The best month for global equities in almost a decade may be enough to convince investors the light at the end of the coronavirus tunnel isn’t a train, but the debate on what comes next is only just beginning as they adjust their focus to a financial landscape utterly changed by the pandemic. An indisputable take away from the crisis is a massive expansion in global debt — given the more than $8 trillion in fiscal measures worldwide, according to a Bloomberg compilation. Corporate balance sheets will have changed, as CFOs seek to bolster their capital through equity and debt raisings. Millions will have lost their jobs at least for a time, and labor mobility between nations may be impaired. And supply lines will be reshaped, at least in some fashion.

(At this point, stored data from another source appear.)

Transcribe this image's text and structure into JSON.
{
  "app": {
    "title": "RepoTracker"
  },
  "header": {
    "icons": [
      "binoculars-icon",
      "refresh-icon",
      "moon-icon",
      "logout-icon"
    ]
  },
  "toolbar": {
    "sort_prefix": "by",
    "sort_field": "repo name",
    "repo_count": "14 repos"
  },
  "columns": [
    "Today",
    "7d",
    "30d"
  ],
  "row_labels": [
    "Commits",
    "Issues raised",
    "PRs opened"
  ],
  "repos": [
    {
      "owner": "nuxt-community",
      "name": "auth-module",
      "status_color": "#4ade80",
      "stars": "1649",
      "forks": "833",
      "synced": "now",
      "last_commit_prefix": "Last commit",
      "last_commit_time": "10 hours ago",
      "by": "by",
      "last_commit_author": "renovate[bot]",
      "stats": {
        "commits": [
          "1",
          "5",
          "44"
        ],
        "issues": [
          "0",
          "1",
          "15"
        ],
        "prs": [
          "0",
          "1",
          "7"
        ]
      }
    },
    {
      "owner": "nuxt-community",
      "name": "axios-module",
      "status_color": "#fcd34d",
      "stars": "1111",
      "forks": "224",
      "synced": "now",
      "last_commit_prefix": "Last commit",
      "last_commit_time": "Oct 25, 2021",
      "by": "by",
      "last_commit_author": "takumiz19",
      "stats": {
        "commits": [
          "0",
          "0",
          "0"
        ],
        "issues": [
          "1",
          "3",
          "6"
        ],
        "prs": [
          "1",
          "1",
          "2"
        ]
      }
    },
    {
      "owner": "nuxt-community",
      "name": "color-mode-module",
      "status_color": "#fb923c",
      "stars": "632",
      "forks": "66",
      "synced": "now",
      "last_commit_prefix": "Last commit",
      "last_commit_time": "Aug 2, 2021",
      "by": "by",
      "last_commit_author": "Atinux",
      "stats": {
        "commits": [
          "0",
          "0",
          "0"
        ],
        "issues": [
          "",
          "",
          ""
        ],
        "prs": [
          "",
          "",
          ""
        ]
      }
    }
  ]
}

Depending on how it all shakes out, there will be implications for corporate earnings and interest rates that will affect investment decisions for years if not decades to come, some analysts are now saying. Should the epidemic continue to ebb, that’s set to become the key debate in markets as the year progresses.

Global bond yields have slumped alongside earnings expectations

“The high debt levels across all sectors and large-scale nationalization of the economy will, in absence of an exit plan, restrain investment and reduce productivity in the long run, giving rise to secular stagnation or at some point stagflation,” said Commerzbank AG strategist Christoph Rieger. “Corporates will have to shoulder a large part of the bill.”